El alcohol no suavizó la conversación, sino que sacó al bravucón que ambos tenían dentro. Churchill se crispó y soltó un discurso sobre el esfuerzo bélico de su país. Stalin hacía como que escuchaba mientras se chupaba los dedos para apurar la grasa del cochinillo. El comunista dio otro trago y esperó a que el orador británico terminara su arenga. «No te enfades, Winston», acabó diciendo. «Mira, Joseph. Son las tres de la mañana –contestó Churchill levantándose con decisión–. Me voy. Me está esperando Cadogan, del servicio de Su Majestad». «Te acompaño. El Kremlin es un edificio muy intrincado y no quiero que te pierdas». El británico comenzó a andar a gran velocidad hacia la salida, y Stalin, algo aturdido, le siguió al trote. Pudo alcanzar a Churchill en la puerta y se estrecharon la mano.

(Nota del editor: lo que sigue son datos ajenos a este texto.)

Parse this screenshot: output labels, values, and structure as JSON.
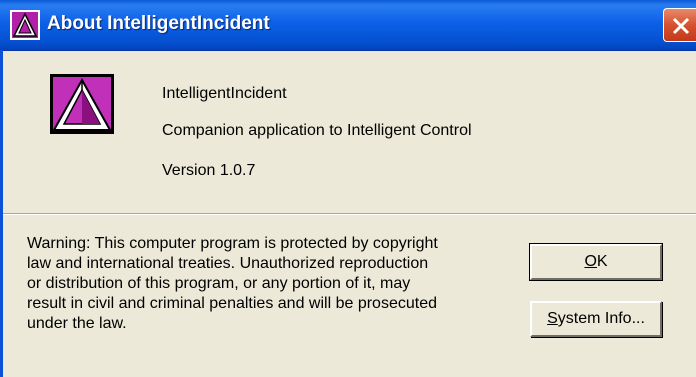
{
  "window": {
    "title": "About IntelligentIncident",
    "app_icon": "intelligent-a-logo",
    "close_icon": "close-x-icon"
  },
  "info": {
    "app_name": "IntelligentIncident",
    "description": "Companion application to Intelligent Control",
    "version": "Version 1.0.7"
  },
  "warning_lines": [
    "Warning: This computer program is protected by copyright",
    "law and international treaties. Unauthorized reproduction",
    "or distribution of this program, or any portion of it, may",
    "result in civil and criminal penalties and will be prosecuted",
    "under the law."
  ],
  "buttons": {
    "ok_accel": "O",
    "ok_rest": "K",
    "sysinfo_accel": "S",
    "sysinfo_rest": "ystem Info..."
  },
  "colors": {
    "titlebar": "#0c61e8",
    "close": "#d6512f",
    "dialog_bg": "#ece9d8",
    "logo_magenta": "#b020a8"
  }
}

Tiempo después, ya con dos frentes de guerra abiertos y los aliados en carrera hacia Berlín, Stalin escribió al líder británico. Su ejército tenía una necesidad. No pedía blindados ni munición. Tampoco alimentos. Quería profilácticos, condones, gomas, lo que fuera, porque sus soldados soviéticos iban violando y alternando con prostitutas con tal fruición que cogían todo tipo de enfermedades venéreas. «Mira –dijo Churchill a Hastings Ismay, su principal asistente militar–, Stalin me pide condones después de que dijera que los británicos somos poco hombres». «Fuck them!», dijo el general. «Es precisamente por eso, Pug», y ambos rieron entre dientes por la ocurrencia. «Tengo una idea -anunció el Primer Ministro-. Vamos a enviárselos, claro, pero que los fabriquen enormes, como si fueran para un caballo, y que en la caja ponga: Made in Britain. Tamaño mediano». Los dos sonrieron y así se hizo. (Todo lo aquí contado sucedió. Los diálogos están basados en sus declaraciones).